感情移入しにくい暴力的な人物と感情移入しやすい非暴力的な人物

映画「ヘイトフル・エイト(原題:The Hateful Eight)」を観た。

この映画は2015年のアメリカ映画であり、監督はクエンティン・タランティーノある。映画の舞台は南北戦争(1861-1865)のすぐ後のアメリカ合衆国である。

この映画の登場人物のメインとなる人々は、この映画のタイトル通りに8人登場する。そしてこの8人は北軍、南軍、ギャングのグループのどれかに属するのである。

この内、北軍に属するマーキス・ウォーレンという黒人男性はエイブラハム・リンカーンの手紙を持っている。しかしこの手紙が本物かどうかは明らかでない(多分偽物である)。

アメリカ南北戦争というのは、アメリカが文字通りに北軍と南軍に分かれて戦った戦争である。北軍と南軍の対立軸とは何か?それは奴隷制と、貿易である。

北軍奴隷制を必要とせず、産業の工業化のために流動性の高い人手を必要としていた。そして貿易は保護貿易を望んでいた。一方南軍は大規模プランテーションの経営のために黒人の奴隷を必要としており、そのプランテーションで作られた綿花を売るために自由貿易を望んでいた。

北軍の大統領として有名なのがエイブラハム・リンカーンであり、一方南軍の大統領がジェファーソン・デイヴィスである。

この南北戦争北軍勝利に終わり、法律上は黒人の自由が確立された。しかし実際は黒人への人種差別はこの戦争の後も、そして現在まで続くことになる。

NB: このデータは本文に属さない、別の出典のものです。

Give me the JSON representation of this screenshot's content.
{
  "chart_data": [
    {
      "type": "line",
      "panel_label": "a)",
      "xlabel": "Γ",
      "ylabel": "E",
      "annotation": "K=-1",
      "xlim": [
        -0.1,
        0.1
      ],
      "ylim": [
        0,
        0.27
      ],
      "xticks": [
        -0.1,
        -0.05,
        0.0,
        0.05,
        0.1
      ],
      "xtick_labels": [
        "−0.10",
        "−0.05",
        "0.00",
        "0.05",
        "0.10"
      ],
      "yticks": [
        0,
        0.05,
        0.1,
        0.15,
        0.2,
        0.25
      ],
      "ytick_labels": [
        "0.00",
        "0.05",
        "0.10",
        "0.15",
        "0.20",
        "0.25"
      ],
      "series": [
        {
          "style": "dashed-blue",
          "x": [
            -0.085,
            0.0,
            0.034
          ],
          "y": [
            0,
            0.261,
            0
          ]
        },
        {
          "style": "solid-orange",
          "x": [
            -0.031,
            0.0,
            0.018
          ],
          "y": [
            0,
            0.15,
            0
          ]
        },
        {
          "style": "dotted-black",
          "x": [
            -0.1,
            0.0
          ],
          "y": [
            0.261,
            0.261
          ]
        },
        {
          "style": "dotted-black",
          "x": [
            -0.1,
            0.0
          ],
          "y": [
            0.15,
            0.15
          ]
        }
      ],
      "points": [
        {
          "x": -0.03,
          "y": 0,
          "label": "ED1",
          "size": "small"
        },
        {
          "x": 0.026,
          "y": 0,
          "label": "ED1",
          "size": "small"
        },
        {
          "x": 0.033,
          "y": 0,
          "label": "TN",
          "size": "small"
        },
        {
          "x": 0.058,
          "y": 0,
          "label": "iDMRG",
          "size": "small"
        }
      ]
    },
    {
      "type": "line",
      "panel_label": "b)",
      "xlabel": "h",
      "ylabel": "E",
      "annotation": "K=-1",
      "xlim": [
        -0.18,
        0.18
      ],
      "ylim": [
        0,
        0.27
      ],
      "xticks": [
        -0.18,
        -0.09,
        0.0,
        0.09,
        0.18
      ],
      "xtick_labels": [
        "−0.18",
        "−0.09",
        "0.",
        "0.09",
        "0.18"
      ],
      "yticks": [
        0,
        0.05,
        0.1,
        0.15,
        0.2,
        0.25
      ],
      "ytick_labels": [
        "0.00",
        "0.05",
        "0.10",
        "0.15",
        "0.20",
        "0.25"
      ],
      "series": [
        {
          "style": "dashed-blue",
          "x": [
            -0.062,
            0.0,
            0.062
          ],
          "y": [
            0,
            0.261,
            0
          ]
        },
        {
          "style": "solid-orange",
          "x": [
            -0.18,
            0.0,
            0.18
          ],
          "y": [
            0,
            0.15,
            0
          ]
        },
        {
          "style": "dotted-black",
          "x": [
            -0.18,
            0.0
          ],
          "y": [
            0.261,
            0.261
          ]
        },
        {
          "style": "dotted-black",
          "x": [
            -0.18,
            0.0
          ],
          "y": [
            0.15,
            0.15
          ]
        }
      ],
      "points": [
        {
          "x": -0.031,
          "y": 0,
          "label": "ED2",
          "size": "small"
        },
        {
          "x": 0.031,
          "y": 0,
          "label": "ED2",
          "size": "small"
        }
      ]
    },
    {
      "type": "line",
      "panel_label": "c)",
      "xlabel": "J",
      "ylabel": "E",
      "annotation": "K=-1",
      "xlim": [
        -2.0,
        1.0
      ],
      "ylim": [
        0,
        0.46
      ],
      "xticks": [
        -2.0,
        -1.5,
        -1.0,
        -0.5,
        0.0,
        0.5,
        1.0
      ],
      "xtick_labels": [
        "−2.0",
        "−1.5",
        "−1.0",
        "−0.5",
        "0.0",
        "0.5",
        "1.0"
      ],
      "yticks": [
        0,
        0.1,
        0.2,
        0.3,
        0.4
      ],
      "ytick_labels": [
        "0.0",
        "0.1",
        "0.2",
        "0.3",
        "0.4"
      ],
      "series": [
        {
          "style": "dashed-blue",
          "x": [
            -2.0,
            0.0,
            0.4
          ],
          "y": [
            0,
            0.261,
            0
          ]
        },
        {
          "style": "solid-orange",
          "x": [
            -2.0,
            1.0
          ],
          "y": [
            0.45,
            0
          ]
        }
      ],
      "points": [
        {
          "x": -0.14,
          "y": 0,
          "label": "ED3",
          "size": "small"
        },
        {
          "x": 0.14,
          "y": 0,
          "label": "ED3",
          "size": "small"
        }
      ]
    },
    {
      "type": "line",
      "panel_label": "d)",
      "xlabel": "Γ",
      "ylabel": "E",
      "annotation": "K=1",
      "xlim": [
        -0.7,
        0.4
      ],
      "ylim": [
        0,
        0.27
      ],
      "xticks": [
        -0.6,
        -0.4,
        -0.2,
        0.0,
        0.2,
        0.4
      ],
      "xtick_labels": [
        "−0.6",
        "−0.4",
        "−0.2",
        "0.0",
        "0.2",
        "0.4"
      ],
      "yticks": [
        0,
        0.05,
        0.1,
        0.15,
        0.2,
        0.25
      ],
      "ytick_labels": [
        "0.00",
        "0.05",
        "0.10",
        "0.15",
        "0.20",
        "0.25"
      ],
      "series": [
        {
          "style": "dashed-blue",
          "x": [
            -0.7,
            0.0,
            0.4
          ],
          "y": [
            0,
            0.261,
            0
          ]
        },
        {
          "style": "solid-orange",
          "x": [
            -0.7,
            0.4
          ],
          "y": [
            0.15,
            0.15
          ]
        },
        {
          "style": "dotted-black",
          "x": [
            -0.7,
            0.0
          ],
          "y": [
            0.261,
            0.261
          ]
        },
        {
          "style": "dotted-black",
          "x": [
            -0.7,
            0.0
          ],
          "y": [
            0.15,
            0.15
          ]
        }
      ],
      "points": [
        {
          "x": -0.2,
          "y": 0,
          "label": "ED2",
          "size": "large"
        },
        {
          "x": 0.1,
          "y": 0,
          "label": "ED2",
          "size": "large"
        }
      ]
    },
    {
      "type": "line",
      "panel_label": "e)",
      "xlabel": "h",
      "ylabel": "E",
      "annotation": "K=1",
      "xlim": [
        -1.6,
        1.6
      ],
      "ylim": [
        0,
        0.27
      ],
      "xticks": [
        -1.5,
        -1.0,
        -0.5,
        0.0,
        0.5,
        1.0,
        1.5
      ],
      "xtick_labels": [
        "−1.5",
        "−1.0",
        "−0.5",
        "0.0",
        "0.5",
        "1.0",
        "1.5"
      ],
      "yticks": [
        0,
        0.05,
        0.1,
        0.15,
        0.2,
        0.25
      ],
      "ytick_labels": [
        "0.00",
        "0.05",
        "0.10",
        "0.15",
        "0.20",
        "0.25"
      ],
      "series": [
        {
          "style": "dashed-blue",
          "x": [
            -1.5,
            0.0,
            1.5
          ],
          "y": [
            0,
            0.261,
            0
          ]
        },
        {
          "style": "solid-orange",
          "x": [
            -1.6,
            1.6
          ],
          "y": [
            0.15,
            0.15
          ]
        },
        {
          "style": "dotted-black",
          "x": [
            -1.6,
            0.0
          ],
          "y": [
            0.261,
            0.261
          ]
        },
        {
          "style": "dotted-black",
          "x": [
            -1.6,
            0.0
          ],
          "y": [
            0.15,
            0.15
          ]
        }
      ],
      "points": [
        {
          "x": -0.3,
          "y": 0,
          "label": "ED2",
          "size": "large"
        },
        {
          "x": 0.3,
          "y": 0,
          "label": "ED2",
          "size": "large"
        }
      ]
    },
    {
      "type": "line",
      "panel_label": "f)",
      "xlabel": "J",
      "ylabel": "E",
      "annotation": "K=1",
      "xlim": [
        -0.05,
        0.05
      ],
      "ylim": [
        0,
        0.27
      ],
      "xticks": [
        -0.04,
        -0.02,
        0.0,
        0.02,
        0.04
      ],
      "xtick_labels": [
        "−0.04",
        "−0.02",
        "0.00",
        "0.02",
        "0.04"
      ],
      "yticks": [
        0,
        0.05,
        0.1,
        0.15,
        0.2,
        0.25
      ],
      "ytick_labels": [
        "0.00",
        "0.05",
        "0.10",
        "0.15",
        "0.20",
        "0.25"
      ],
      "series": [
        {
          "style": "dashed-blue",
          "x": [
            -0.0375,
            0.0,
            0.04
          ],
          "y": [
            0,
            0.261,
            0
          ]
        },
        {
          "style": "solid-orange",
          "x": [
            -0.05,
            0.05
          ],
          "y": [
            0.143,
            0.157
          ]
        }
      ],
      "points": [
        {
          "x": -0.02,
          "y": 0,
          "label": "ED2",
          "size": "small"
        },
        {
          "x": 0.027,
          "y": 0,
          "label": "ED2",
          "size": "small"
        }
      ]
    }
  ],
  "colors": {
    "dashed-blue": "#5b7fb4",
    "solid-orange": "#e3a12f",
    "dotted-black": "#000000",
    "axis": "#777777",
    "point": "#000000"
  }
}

この映画は、血みどろの映画である。女性は顔を必要以上に殴られ、男たちは口から、傷口から血を大量に吐き出す。そしてカービン銃によって人間の頭部は破壊され、脳髄がそこら中に飛び散る。

この映画の中で傷を負わない者など誰一人いない。

ワイオミング州のレッド・ロックの近くで起きるこの惨劇に同情の余地など残っていない。

例えば奴隷制の一番の被害者は黒人たちである。誰が何といおうとこの事実は変わらない。しかし、この映画に中に登場するマーキン・ウォーレンという黒人男性は非常に暴力的であり、映画の中で南軍の軍人だけでなくインディオを殺しまくったというセリフが出てくる。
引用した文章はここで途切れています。